Drug-resistant malaria parasites in SE Asia threaten fight against disease
PUBLISHED : Friday, 01 August, 2014, 12:36am
UPDATED : Friday, 01 August, 2014, 12:36am
Agence France-Presse in Paris

A villager sits beneath a mosquito net in a village in Pailin, Cambodia. When used properly, insecticide-treated bed nets can reduce the chance of malarial infection in malaria endemic hot-zones. Photo: SCMP
Drug-resistant malaria parasites are now firmly established in border regions in four Southeast Asian countries, imperilling global efforts to control the disease, experts warned.
Blood samples taken from 1,241 malaria patients found that parasites which are resistant to the frontline drug artemisinin have spread to border areas in western and northern Cambodia, eastern Myanmar, Thailand and Vietnam, they said on Wednesday.
There are also signs of emerging resistance in central Myanmar, southern Laos and northeastern Cambodia, but none in three African states - Kenya, Nigeria and Democratic Republic of Congo (DRC) - that were included in the sampling.
The study, published in the New England Journal of Medicine, said doubling the course of antimalarial treatment, from three days to six, could help fight the resistance problem.
"It may still be possible to prevent the spread of artemisinin-resistant malaria parasites across Asia and then to Africa by eliminating them, but that window of opportunity is closing fast," said Nicholas White, a professor of tropical medicine at Oxford University, England.

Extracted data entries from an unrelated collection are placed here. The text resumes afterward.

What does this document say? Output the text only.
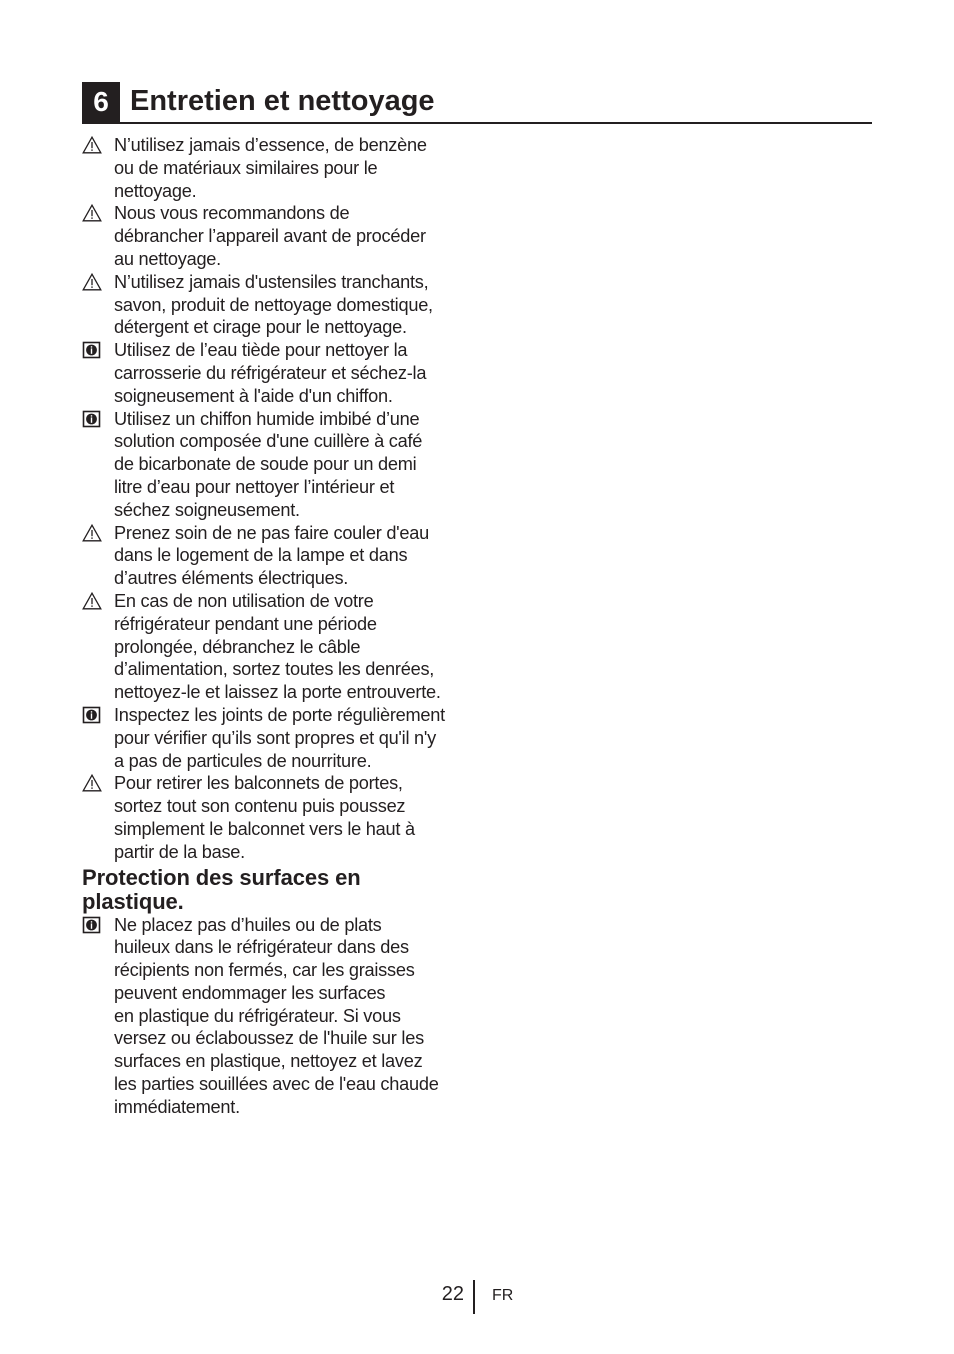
6 Entretien et nettoyage
N’utilisez jamais d’essence, de benzène
ou de matériaux similaires pour le
nettoyage.
Nous vous recommandons de
débrancher l’appareil avant de procéder
au nettoyage.
N’utilisez jamais d'ustensiles tranchants,
savon, produit de nettoyage domestique,
détergent et cirage pour le nettoyage.
Utilisez de l’eau tiède pour nettoyer la
carrosserie du réfrigérateur et séchez-la
soigneusement à l'aide d'un chiffon.
Utilisez un chiffon humide imbibé d’une
solution composée d'une cuillère à café
de bicarbonate de soude pour un demi
litre d’eau pour nettoyer l’intérieur et
séchez soigneusement.
Prenez soin de ne pas faire couler d'eau
dans le logement de la lampe et dans
d’autres éléments électriques.
En cas de non utilisation de votre
réfrigérateur pendant une période
prolongée, débranchez le câble
d’alimentation, sortez toutes les denrées,
nettoyez-le et laissez la porte entrouverte.
Inspectez les joints de porte régulièrement
pour vérifier qu’ils sont propres et qu'il n'y
a pas de particules de nourriture.
Pour retirer les balconnets de portes,
sortez tout son contenu puis poussez
simplement le balconnet vers le haut à
partir de la base.
Protection des surfaces en
plastique.
Ne placez pas d’huiles ou de plats
huileux dans le réfrigérateur dans des
récipients non fermés, car les graisses
peuvent endommager les surfaces
en plastique du réfrigérateur. Si vous
versez ou éclaboussez de l'huile sur les
surfaces en plastique, nettoyez et lavez
les parties souillées avec de l'eau chaude
immédiatement.
22 FR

"Conventional malaria control approaches won't be enough - we will need to take more radical action and make this a global public health priority, without delay."
Southeast Asia has been the source of growing worries that artemisinin is losing its edge.
If so, it will be the third time in little more than half a century that a drug will have been blunted by parasites that became resistant to it - a process that has claimed millions of lives.
From the 1950s to the 1970s, parasites that were resistant to the drug chloroquine spread from Asia to Africa.
Chloroquine was then replaced by sulphadoxine-pyrimethamine (SP), resistance to which emerged in western Cambodia and then spread to Africa.
SP was followed by artemisinin, a drug derived by Chinese scientists from a herb called sweet wormwood.